Sözlükte “çift süslemeli gerdanlık; omuzdan koltuk altına kadar uzanan ve iki parçadan oluşan süslü kemer” anlamındaki vişâh kelimesinden türeyen müveşşah kelimesi “iki temel sanat unsurunu taşıyan şiir” demektir. Dönüşümlü olarak birbirini izleyen uzun beyitler ile kısa bentler halinde iki temel unsurdan oluşan tevşîh diye de adlandırılan bu tür, Endülüs’ün debdebeli ve coşkulu hayatına paralel biçimde III. (IX.) yüzyılın ikinci yarısında ortaya çıkmış ve daha ziyade çalgı aletleri eşliğinde söylenen halk şarkılarına güfte olarak yazılmıştır. Bu şarkılar, Endülüs’ün sosyal hayatında önemli bir yer işgal eden edebiyat ve eğlence meclislerinde büyük rağbet görmüştür. Ayrıca müveşşah şairlerinin (veşşâh) halife, vali ve emîrler tarafından ödüllendirilmesi bu şiir türünün Endülüs’te yaygınlaşmasını hızlandırmıştır (Goldziher, s. 135; Mustafa eş-Şek‘a, s. 372). Gerçi Câhiliye devrinin ve daha sonraki dönemin Doğulu şairlerinden İmruülkays b. Hucr, Ebû Nüvâs, Ebü’l-Atâhiye, İbnü’l-Mu‘tez ve Dîkülcinn’in “musammat” adı verilen müveşşaha benzer bir tür şiir nazmettikleri rivayet edilmektedir (Ahmed Heykel, s. 147). Bu noktadan hareketle müveşşahın Doğu’da ortaya çıkıp Endülüs’e intikal ettiği ve orada gelişip yayıldığı kanaatini ileri sürenler olmuştur (İbn Ebû Usaybia, II, 72). Ancak araştırmalar İmruülkays’ın böyle bir şiir yazmadığını, adı geçen diğer şairlere nisbet edilen şiirlerin de başka şairlere ait olduğunu göstermiştir (Gomez, XXI [1956], s. 406-407). Ağırlık kazanan telakkiye göre müveşşah, İspanyol gezginci halk ozanlarının belli bir vezin ve kafiyeye uymadan kıtalar halinde okudukları aşk ve kahramanlık şarkılarının etkisiyle (Hannâ el-Fâhûrî, s. 810; İA, VIII, 867) Endülüs’teki Arap ve İspanyol kökenli halk arasında doğmuş, zaman içinde kendine has kurallara sahip olarak birçok yönden klasik Arap şiirinden farklı bir yapı ve nitelik kazanmıştır (İbn Haldûn, II, 1402; İhsan Abbas, II, 222).

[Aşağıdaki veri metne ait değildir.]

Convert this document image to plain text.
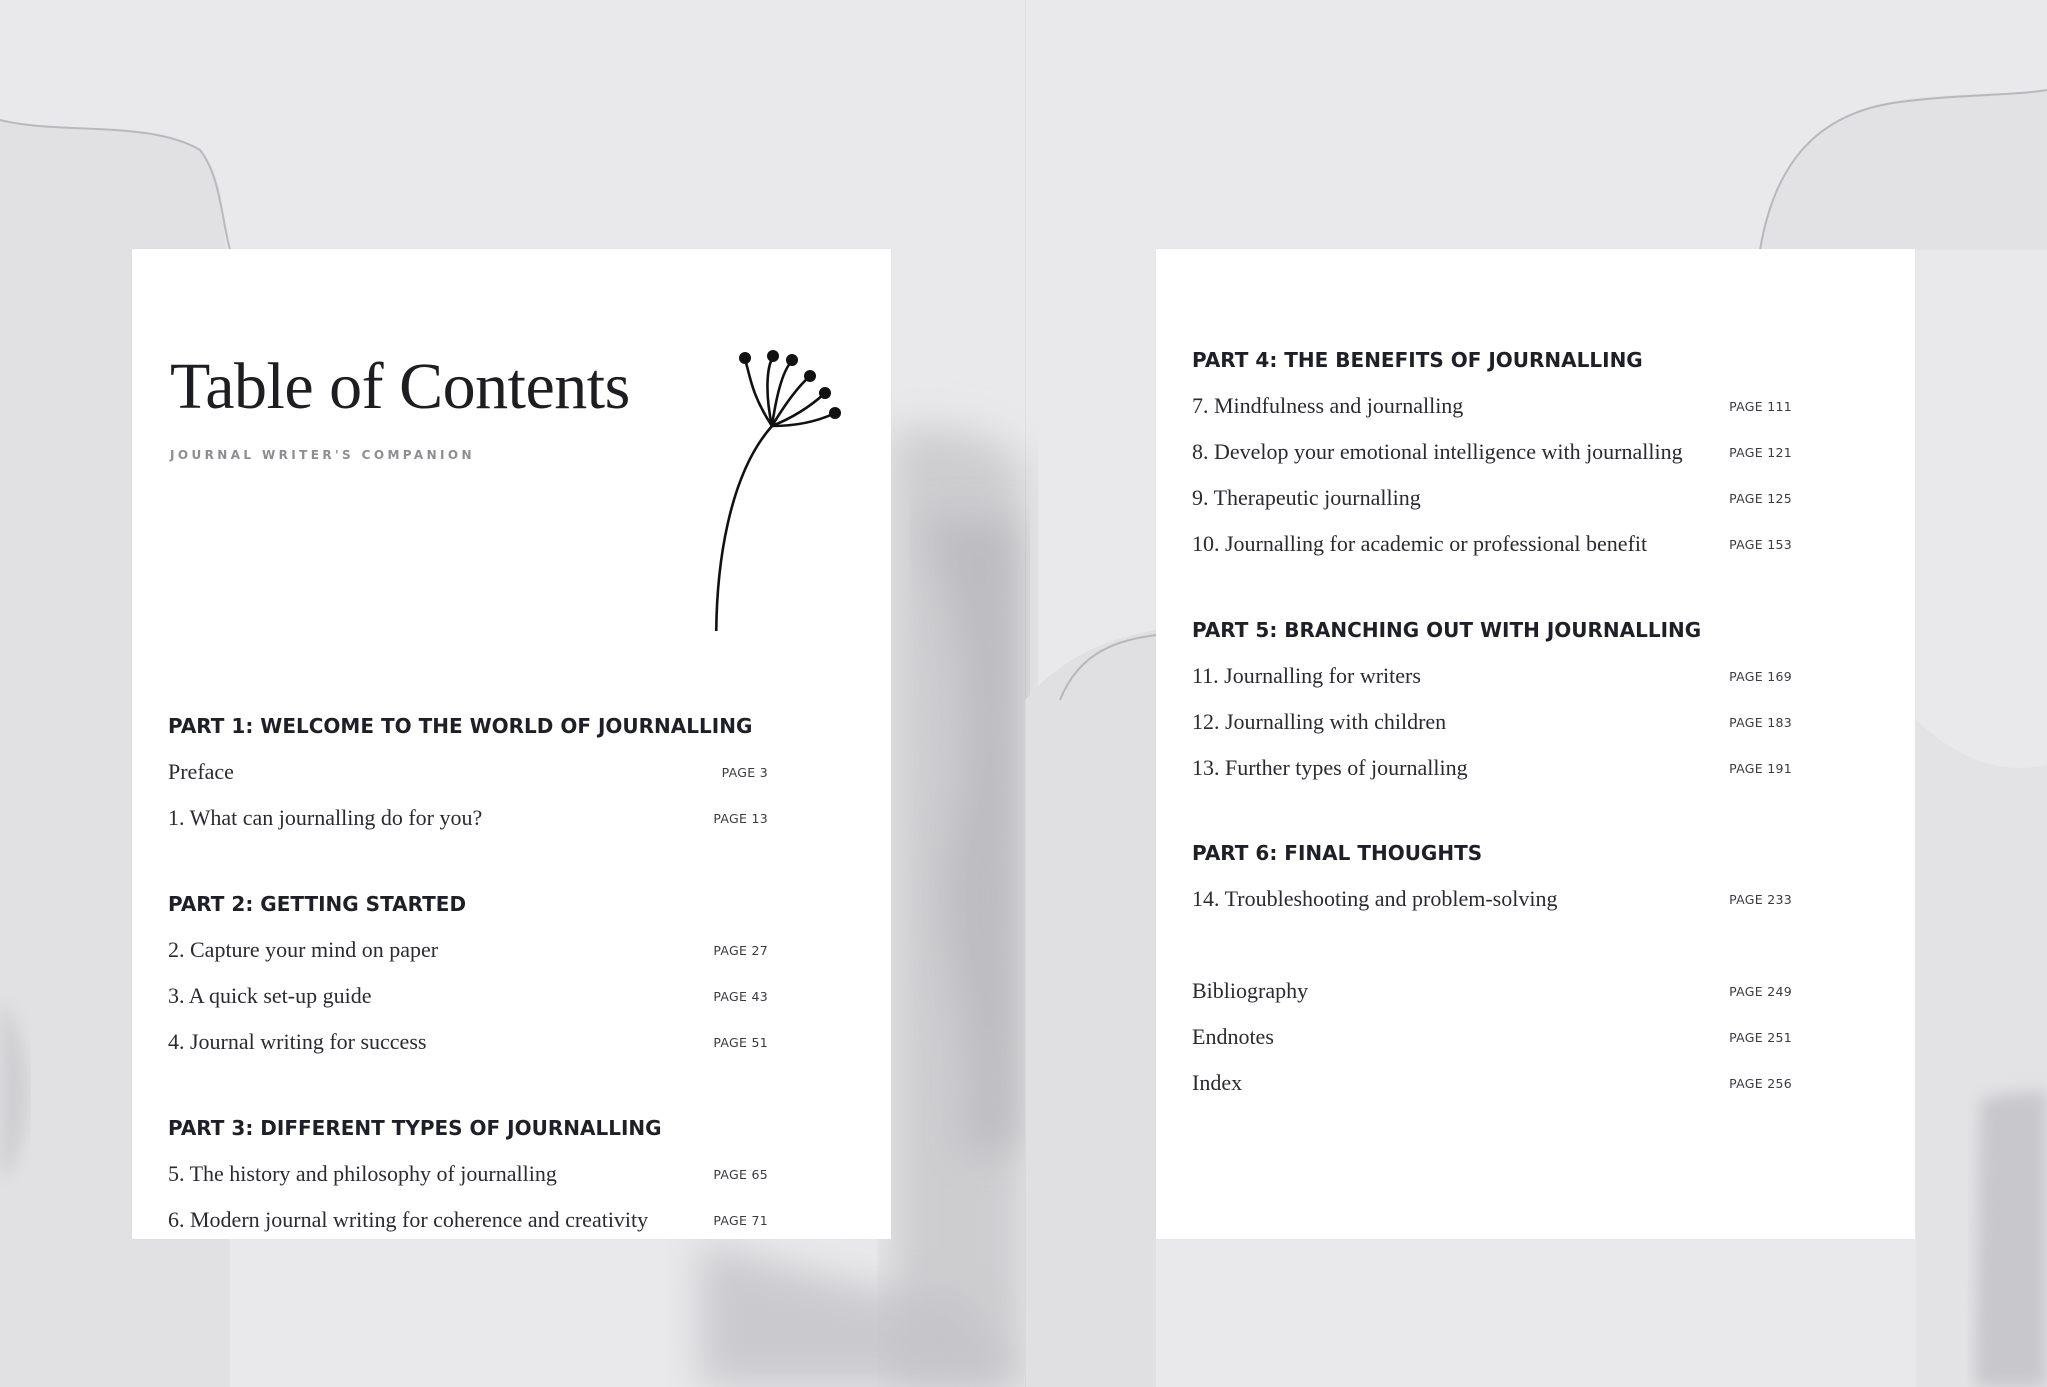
Table of Contents
JOURNAL WRITER'S COMPANION
PART 1: WELCOME TO THE WORLD OF JOURNALLING
Preface	PAGE 3
1. What can journalling do for you?	PAGE 13
PART 2: GETTING STARTED
2. Capture your mind on paper	PAGE 27
3. A quick set-up guide	PAGE 43
4. Journal writing for success	PAGE 51
PART 3: DIFFERENT TYPES OF JOURNALLING
5. The history and philosophy of journalling	PAGE 65
6. Modern journal writing for coherence and creativity	PAGE 71
PART 4: THE BENEFITS OF JOURNALLING
7. Mindfulness and journalling	PAGE 111
8. Develop your emotional intelligence with journalling	PAGE 121
9. Therapeutic journalling	PAGE 125
10. Journalling for academic or professional benefit	PAGE 153
PART 5: BRANCHING OUT WITH JOURNALLING
11. Journalling for writers	PAGE 169
12. Journalling with children	PAGE 183
13. Further types of journalling	PAGE 191
PART 6: FINAL THOUGHTS
14. Troubleshooting and problem-solving	PAGE 233
Bibliography	PAGE 249
Endnotes	PAGE 251
Index	PAGE 256
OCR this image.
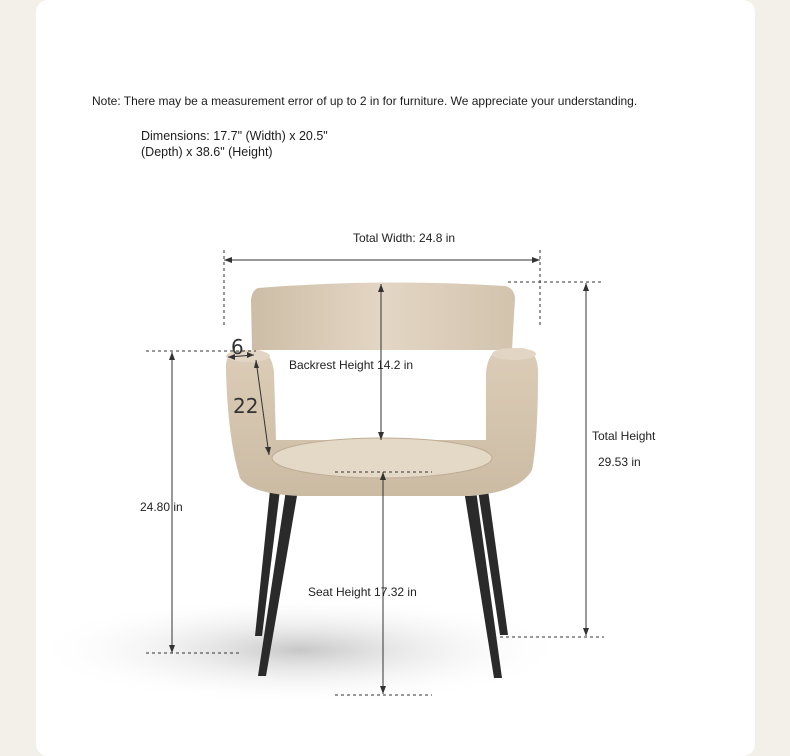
Note: There may be a measurement error of up to 2 in for furniture. We appreciate your understanding.
Dimensions: 17.7" (Width) x 20.5"
(Depth) x 38.6" (Height)
Total Width: 24.8 in
Backrest Height 14.2 in
Total Height
29.53 in
24.80 in
Seat Height 17.32 in
6
22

İbn Haldûn ile birlikte (Mukaddime, II, 1403) bazı müellifler, müveşşahın III. (IX.) yüzyılın sonlarına doğru Mukaddem b. Muâfâ ve İbn Abdürabbih ile başladığını kaydediyorsa da günümüze ulaşan müveşşahlar, bu tür şiiri ilk defa Ubâde b. Mâüssemâ’nın (ö. 422/1031) yazılı hale getirdiğini ve bilinen kalıplarını onun düzenlediğini ortaya koymaktadır (İhsan Abbas, II, 230-231; Mustafa eş-Şek‘a, s. 373). İbn Mâüssemâ’nın çağdaşı Muhammed b. Ubâde el-Kazzâz da müveşşah türü şiirleriyle temayüz eden ilk şairlerdendir (İbn Haldûn, II, 1403). Ayrıca Şair Remâdî bu türün gelişmesinde etkili rol oynamıştır (Safedî, s. 20-21). Özellikle VI (XII) ve VII. (XIII.) yüzyıllarda müveşşahları ile ünlü birçok şair yetişmiştir. İbn Hayyûn, İbn Bakī, Ali b. Abdülganî el-Husrî, İbn Bâcce, Ebü’l-Abbas el-A‘mâ et-Tutîlî, İbn Sehl el-İsrâilî, İbn Dânyâl, İbnü’l-Vekîl, İbn Hâtime, Lisânüddin İbnü’l-Hatîb, İbn Zümrek, İbn Haldûn, İbn Zâkûr bunlardan bazılarıdır (Mustafa eş-Şek‘a, s. 372-375; İA, VIII, 867-868). VI. (XII.) yüzyılın sonları ile VII. (XIII.) yüzyılın başlarında İbn Senâülmülk’ün müveşşahları vasıtasıyla Mısır’a, oradan Doğu’ya intikal eden müveşşah türünde Doğulu şairlerden “muzammen” denilen yeni bir müveşşah türü icat eden Safiyyüddin el-Hillî ile Selâhaddin esSafedî, İbn Nübâte el-Mısrî ve İbn Hicce el-Hamevî gibi şairler de önemli eserler vermiştir.
Genellikle bir müveşşahta uzun beyitlerle mısralardan oluşan bentler dönüşümlü olarak birbirini izler. Müveşşahlardaki uzun beyitlere “kufl”, bir tek kufle “kafle” ve bir kaflenin her bir cüzüne “gusn” adı verilir. Bir kaflede cüz sayısı ikiden ona kadar olabilir. Bir müveşşahtaki kafleler cüz sayısı, kafiye ve vezin yönünden aynıdır ve cüzlerinin kafiyeleri birbirine benzer. Müveşşahlar genellikle kafle ile başlar ve kafle ile sona erer. Kafle ile başlayan müveşşaha “tam müveşşah” adı verilir ve toplam altı kafle içerir. Kısa bent ve kıtalarla başlayan müveşşaha da “akra‘ müveşşah” denilir ve beş kafle içerir.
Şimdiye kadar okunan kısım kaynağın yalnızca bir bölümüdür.